New study of topsoil loss in Malawi is example of tapping knowledge to enable change


Figure: Grace Chikumbutso and her children clear brush from their vegetable garden in Malawi.


FAO 27 May 2016, ROME-The Global Soil Partnership (GSP) endorsed a set of voluntary guidelines for sustainable soil management at its plenary conference at FAO this week, marking a step towards coordinated action to assure that the earth under our feet - a keystone of global food security - remains fertile.


The GSP has been set up as a coalition tasked with promoting efforts to improve the parlous state of the world's soils, a third of which are defined as degraded.


For prescriptions for improving soil health to succeed, much diagnostic work must be done, according to the GSP.
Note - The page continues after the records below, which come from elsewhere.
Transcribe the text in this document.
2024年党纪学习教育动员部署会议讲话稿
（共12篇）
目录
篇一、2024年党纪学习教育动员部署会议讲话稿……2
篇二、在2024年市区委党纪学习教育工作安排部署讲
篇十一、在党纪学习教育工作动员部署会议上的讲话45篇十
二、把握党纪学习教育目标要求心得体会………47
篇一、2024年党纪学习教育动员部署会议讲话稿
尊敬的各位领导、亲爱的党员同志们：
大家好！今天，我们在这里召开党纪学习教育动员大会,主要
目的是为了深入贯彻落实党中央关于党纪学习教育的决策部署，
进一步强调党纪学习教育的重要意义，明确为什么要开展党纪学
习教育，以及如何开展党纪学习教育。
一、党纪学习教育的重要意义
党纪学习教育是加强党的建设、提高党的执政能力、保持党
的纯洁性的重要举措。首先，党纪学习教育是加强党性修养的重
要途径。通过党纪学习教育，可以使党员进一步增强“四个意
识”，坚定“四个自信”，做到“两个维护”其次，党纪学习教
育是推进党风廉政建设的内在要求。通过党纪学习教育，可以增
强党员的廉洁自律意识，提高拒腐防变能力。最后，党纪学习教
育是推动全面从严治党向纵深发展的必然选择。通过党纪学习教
For example, in Malawi, an extensive new FAO-government survey of cropland detected topsoil losses on the order of 29 tonnes a year, leading to a 10 percent decline in farm output.


But despite troubling "hot spots" of increasing erosion there also "bright spots" where soil depletion is not only much lower than elsewhere in the country - less than 10 tonnes a year in the Rift Valley, for example - but has steadily declined as a result of active soil management, the study found.


"The bright spots where topsoil erosion is both low and declining show that sustainable soil management interventions such as mulching, minimal tillage, cover plants, contour ridges, and pitting do in fact work," said Ronald Vargas, a soils and land management officer at FAO. "This kind of mapping exercise can help monitor which measures work best."